The Louisiana House of Representatives and Senate disagreed over the terms of the bill, introduced by Sen. Joel Chaisson. Monday, the bill died with the House never voting on the Senate bill before time ran out on the legislative session.
The Louisiana Association of Business and Industry was one of several business groups that opposed the bill from the start, taking part in a letter to senators. LABI had an agreement with Gov. Bobby Jindal not to oppose an amended version that capped attorneys fees at $50 million, among other things.
"LABI did not oppose the bill on the House floor, because it contained the provisions which had been agreed to with the administration, so long as the significant restrictions placed on the bill remained intact," a release from the group says.
The House of Representatives had changed Chaisson's original bill to limit contingency fees to lawsuits involving the BP oil spill. Chaisson's bill gave the attorney general the power to use contingency fees for all civil suits.
Also, the House capped attorneys fees at $50 million and prevented any contingency fee recovery for natural resource damages claims.
Monday, the bill was reworked to double the attorneys fees cap to $100 million and passed the Senate, but the House never voted on it. Chaisson said it was "despicable" what happened to the bill, according to a report by The Associated Press.
"Allowing attorney fees to be paid on (natural resource) damages would have improperly and unconstitutionally diverted millions of dollars from restoration of the public's natural resources to paying attorneys' fees instead," LABI said.

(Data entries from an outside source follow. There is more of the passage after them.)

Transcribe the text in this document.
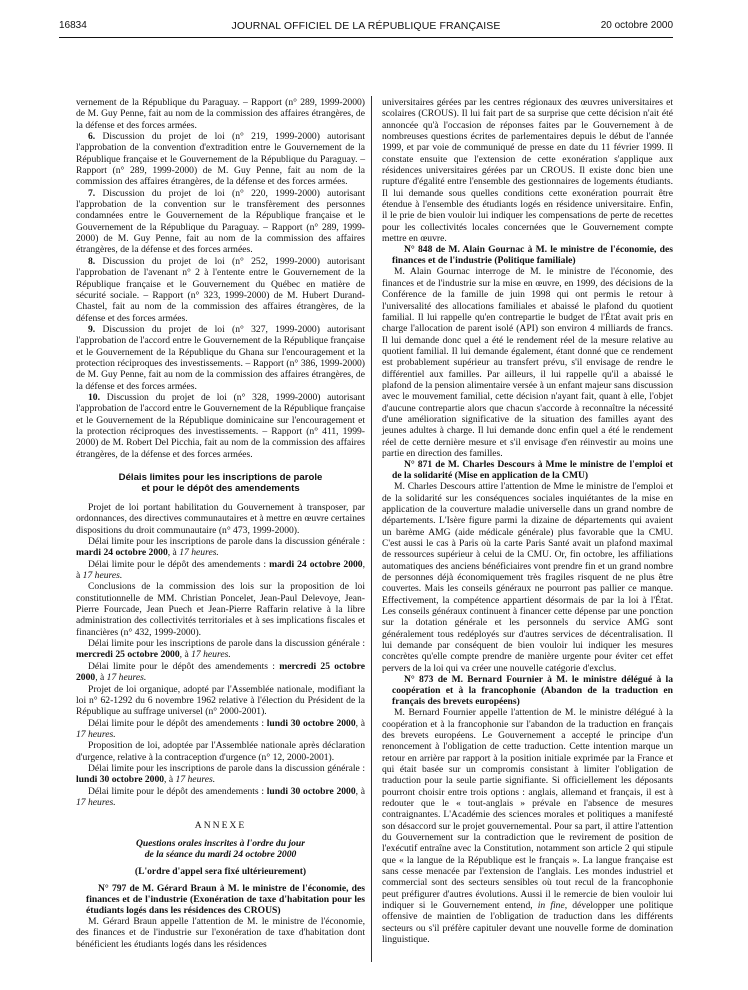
16834	JOURNAL OFFICIEL DE LA RÉPUBLIQUE FRANÇAISE	20 octobre 2000

vernement de la République du Paraguay. – Rapport (n° 289, 1999-2000) de M. Guy Penne, fait au nom de la commission des affaires étrangères, de la défense et des forces armées.

6. Discussion du projet de loi (n° 219, 1999-2000) autorisant l'approbation de la convention d'extradition entre le Gouvernement de la République française et le Gouvernement de la République du Paraguay. – Rapport (n° 289, 1999-2000) de M. Guy Penne, fait au nom de la commission des affaires étrangères, de la défense et des forces armées.

7. Discussion du projet de loi (n° 220, 1999-2000) autorisant l'approbation de la convention sur le transfèrement des personnes condamnées entre le Gouvernement de la République française et le Gouvernement de la République du Paraguay. – Rapport (n° 289, 1999-2000) de M. Guy Penne, fait au nom de la commission des affaires étrangères, de la défense et des forces armées.

8. Discussion du projet de loi (n° 252, 1999-2000) autorisant l'approbation de l'avenant n° 2 à l'entente entre le Gouvernement de la République française et le Gouvernement du Québec en matière de sécurité sociale. – Rapport (n° 323, 1999-2000) de M. Hubert Durand-Chastel, fait au nom de la commission des affaires étrangères, de la défense et des forces armées.

9. Discussion du projet de loi (n° 327, 1999-2000) autorisant l'approbation de l'accord entre le Gouvernement de la République française et le Gouvernement de la République du Ghana sur l'encouragement et la protection réciproques des investissements. – Rapport (n° 386, 1999-2000) de M. Guy Penne, fait au nom de la commission des affaires étrangères, de la défense et des forces armées.

10. Discussion du projet de loi (n° 328, 1999-2000) autorisant l'approbation de l'accord entre le Gouvernement de la République française et le Gouvernement de la République dominicaine sur l'encouragement et la protection réciproques des investissements. – Rapport (n° 411, 1999-2000) de M. Robert Del Picchia, fait au nom de la commission des affaires étrangères, de la défense et des forces armées.

Délais limites pour les inscriptions de parole
et pour le dépôt des amendements

Projet de loi portant habilitation du Gouvernement à transposer, par ordonnances, des directives communautaires et à mettre en œuvre certaines dispositions du droit communautaire (n° 473, 1999-2000).

Délai limite pour les inscriptions de parole dans la discussion générale : mardi 24 octobre 2000, à 17 heures.

Délai limite pour le dépôt des amendements : mardi 24 octobre 2000, à 17 heures.

Conclusions de la commission des lois sur la proposition de loi constitutionnelle de MM. Christian Poncelet, Jean-Paul Delevoye, Jean-Pierre Fourcade, Jean Puech et Jean-Pierre Raffarin relative à la libre administration des collectivités territoriales et à ses implications fiscales et financières (n° 432, 1999-2000).

Délai limite pour les inscriptions de parole dans la discussion générale : mercredi 25 octobre 2000, à 17 heures.

Délai limite pour le dépôt des amendements : mercredi 25 octobre 2000, à 17 heures.

Projet de loi organique, adopté par l'Assemblée nationale, modifiant la loi n° 62-1292 du 6 novembre 1962 relative à l'élection du Président de la République au suffrage universel (n° 2000-2001).

Délai limite pour le dépôt des amendements : lundi 30 octobre 2000, à 17 heures.

Proposition de loi, adoptée par l'Assemblée nationale après déclaration d'urgence, relative à la contraception d'urgence (n° 12, 2000-2001).

Délai limite pour les inscriptions de parole dans la discussion générale : lundi 30 octobre 2000, à 17 heures.

Délai limite pour le dépôt des amendements : lundi 30 octobre 2000, à 17 heures.

ANNEXE
Questions orales inscrites à l'ordre du jour
de la séance du mardi 24 octobre 2000
(L'ordre d'appel sera fixé ultérieurement)

N° 797 de M. Gérard Braun à M. le ministre de l'économie, des finances et de l'industrie (Exonération de taxe d'habitation pour les étudiants logés dans les résidences des CROUS)

M. Gérard Braun appelle l'attention de M. le ministre de l'économie, des finances et de l'industrie sur l'exonération de taxe d'habitation dont bénéficient les étudiants logés dans les résidences

universitaires gérées par les centres régionaux des œuvres universitaires et scolaires (CROUS). Il lui fait part de sa surprise que cette décision n'ait été annoncée qu'à l'occasion de réponses faites par le Gouvernement à de nombreuses questions écrites de parlementaires depuis le début de l'année 1999, et par voie de communiqué de presse en date du 11 février 1999. Il constate ensuite que l'extension de cette exonération s'applique aux résidences universitaires gérées par un CROUS. Il existe donc bien une rupture d'égalité entre l'ensemble des gestionnaires de logements étudiants. Il lui demande sous quelles conditions cette exonération pourrait être étendue à l'ensemble des étudiants logés en résidence universitaire. Enfin, il le prie de bien vouloir lui indiquer les compensations de perte de recettes pour les collectivités locales concernées que le Gouvernement compte mettre en œuvre.

N° 848 de M. Alain Gournac à M. le ministre de l'économie, des finances et de l'industrie (Politique familiale)

M. Alain Gournac interroge de M. le ministre de l'économie, des finances et de l'industrie sur la mise en œuvre, en 1999, des décisions de la Conférence de la famille de juin 1998 qui ont permis le retour à l'universalité des allocations familiales et abaissé le plafond du quotient familial. Il lui rappelle qu'en contrepartie le budget de l'État avait pris en charge l'allocation de parent isolé (API) son environ 4 milliards de francs. Il lui demande donc quel a été le rendement réel de la mesure relative au quotient familial. Il lui demande également, étant donné que ce rendement est probablement supérieur au transfert prévu, s'il envisage de rendre le différentiel aux familles. Par ailleurs, il lui rappelle qu'il a abaissé le plafond de la pension alimentaire versée à un enfant majeur sans discussion avec le mouvement familial, cette décision n'ayant fait, quant à elle, l'objet d'aucune contrepartie alors que chacun s'accorde à reconnaître la nécessité d'une amélioration significative de la situation des familles ayant des jeunes adultes à charge. Il lui demande donc enfin quel a été le rendement réel de cette dernière mesure et s'il envisage d'en réinvestir au moins une partie en direction des familles.

N° 871 de M. Charles Descours à Mme le ministre de l'emploi et de la solidarité (Mise en application de la CMU)

M. Charles Descours attire l'attention de Mme le ministre de l'emploi et de la solidarité sur les conséquences sociales inquiétantes de la mise en application de la couverture maladie universelle dans un grand nombre de départements. L'Isère figure parmi la dizaine de départements qui avaient un barème AMG (aide médicale générale) plus favorable que la CMU. C'est aussi le cas à Paris où la carte Paris Santé avait un plafond maximal de ressources supérieur à celui de la CMU. Or, fin octobre, les affiliations automatiques des anciens bénéficiaires vont prendre fin et un grand nombre de personnes déjà économiquement très fragiles risquent de ne plus être couvertes. Mais les conseils généraux ne pourront pas pallier ce manque. Effectivement, la compétence appartient désormais de par la loi à l'État. Les conseils généraux continuent à financer cette dépense par une ponction sur la dotation générale et les personnels du service AMG sont généralement tous redéployés sur d'autres services de décentralisation. Il lui demande par conséquent de bien vouloir lui indiquer les mesures concrètes qu'elle compte prendre de manière urgente pour éviter cet effet pervers de la loi qui va créer une nouvelle catégorie d'exclus.

N° 873 de M. Bernard Fournier à M. le ministre délégué à la coopération et à la francophonie (Abandon de la traduction en français des brevets européens)

M. Bernard Fournier appelle l'attention de M. le ministre délégué à la coopération et à la francophonie sur l'abandon de la traduction en français des brevets européens. Le Gouvernement a accepté le principe d'un renoncement à l'obligation de cette traduction. Cette intention marque un retour en arrière par rapport à la position initiale exprimée par la France et qui était basée sur un compromis consistant à limiter l'obligation de traduction pour la seule partie signifiante. Si officiellement les déposants pourront choisir entre trois options : anglais, allemand et français, il est à redouter que le « tout-anglais » prévale en l'absence de mesures contraignantes. L'Académie des sciences morales et politiques a manifesté son désaccord sur le projet gouvernemental. Pour sa part, il attire l'attention du Gouvernement sur la contradiction que le revirement de position de l'exécutif entraîne avec la Constitution, notamment son article 2 qui stipule que « la langue de la République est le français ». La langue française est sans cesse menacée par l'extension de l'anglais. Les mondes industriel et commercial sont des secteurs sensibles où tout recul de la francophonie peut préfigurer d'autres évolutions. Aussi il le remercie de bien vouloir lui indiquer si le Gouvernement entend, in fine, développer une politique offensive de maintien de l'obligation de traduction dans les différents secteurs ou s'il préfère capituler devant une nouvelle forme de domination linguistique.
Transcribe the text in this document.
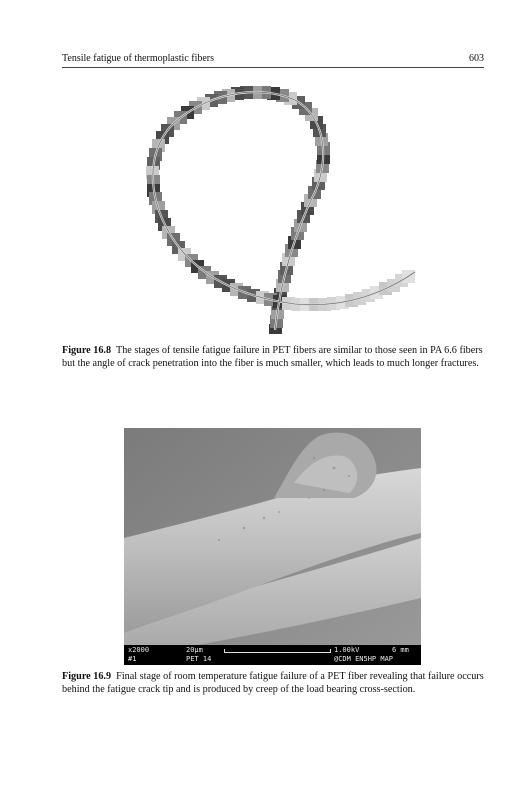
Tensile fatigue of thermoplastic fibers	603
Figure 16.8 The stages of tensile fatigue failure in PET fibers are similar to those seen in PA 6.6 fibers but the angle of crack penetration into the fiber is much smaller, which leads to much longer fractures.
x2000	20μm	1.00kV	6 mm
#1	PET 14	@CDM EN5HP MAP
Figure 16.9 Final stage of room temperature fatigue failure of a PET fiber revealing that failure occurs behind the fatigue crack tip and is produced by creep of the load bearing cross-section.
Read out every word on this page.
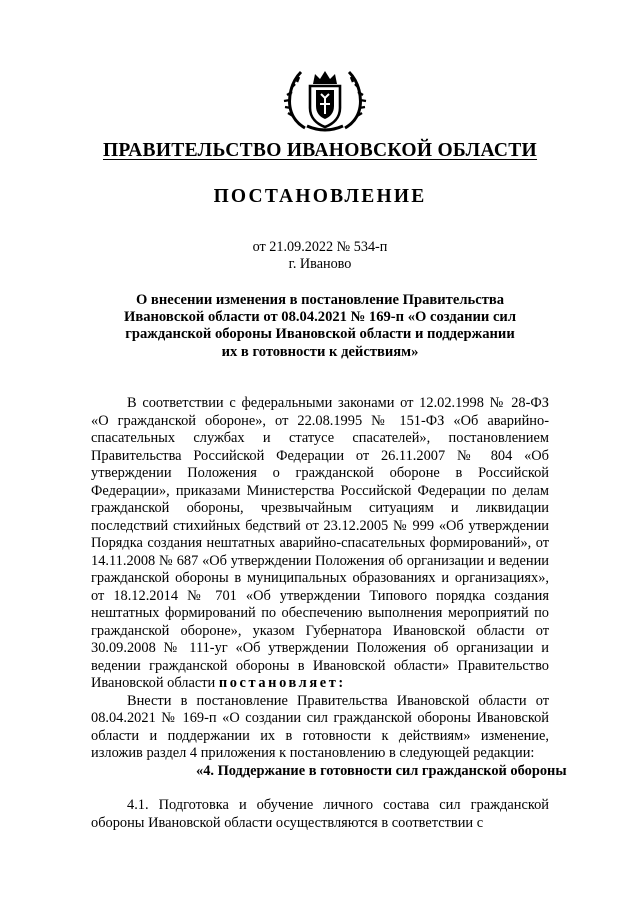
ПРАВИТЕЛЬСТВО ИВАНОВСКОЙ ОБЛАСТИ
ПОСТАНОВЛЕНИЕ
от 21.09.2022 № 534-п
г. Иваново
О внесении изменения в постановление Правительства
Ивановской области от 08.04.2021 № 169-п «О создании сил
гражданской обороны Ивановской области и поддержании
их в готовности к действиям»

В соответствии с федеральными законами от 12.02.1998 № 28-ФЗ «О гражданской обороне», от 22.08.1995 № 151-ФЗ «Об аварийно-спасательных службах и статусе спасателей», постановлением Правительства Российской Федерации от 26.11.2007 № 804 «Об утверждении Положения о гражданской обороне в Российской Федерации», приказами Министерства Российской Федерации по делам гражданской обороны, чрезвычайным ситуациям и ликвидации последствий стихийных бедствий от 23.12.2005 № 999 «Об утверждении Порядка создания нештатных аварийно-спасательных формирований», от 14.11.2008 № 687 «Об утверждении Положения об организации и ведении гражданской обороны в муниципальных образованиях и организациях», от 18.12.2014 № 701 «Об утверждении Типового порядка создания нештатных формирований по обеспечению выполнения мероприятий по гражданской обороне», указом Губернатора Ивановской области от 30.09.2008 № 111-уг «Об утверждении Положения об организации и ведении гражданской обороны в Ивановской области» Правительство Ивановской области постановляет:

Внести в постановление Правительства Ивановской области от 08.04.2021 № 169-п «О создании сил гражданской обороны Ивановской области и поддержании их в готовности к действиям» изменение, изложив раздел 4 приложения к постановлению в следующей редакции:

«4. Поддержание в готовности сил гражданской обороны

4.1. Подготовка и обучение личного состава сил гражданской обороны Ивановской области осуществляются в соответствии с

"By law, potentially responsible parties are already liable to the government for all response costs in order to make the state whole for damages to the state's interest. Importantly, these damages will be recovered through an administrative process through the state and do not need attorney involvement for recovery."
The legislation would have helped Caldwell find firms interested in suing BP on behalf of the state. The BP-leased Deepwater Horizon rig exploded off the Louisiana coast April 20, killing 11 workers, and the cause of an underwater leak has yet to be plugged.
Louisiana is one of only two states -- the other is Wisconsin -- that does not allow its attorney general to hire on contingency fees.
Business groups strongly opposed the Senate bill. The U.S. Chamber Institute for Legal Reform signed the business groups' letter. The ILR owns Legal Newsline.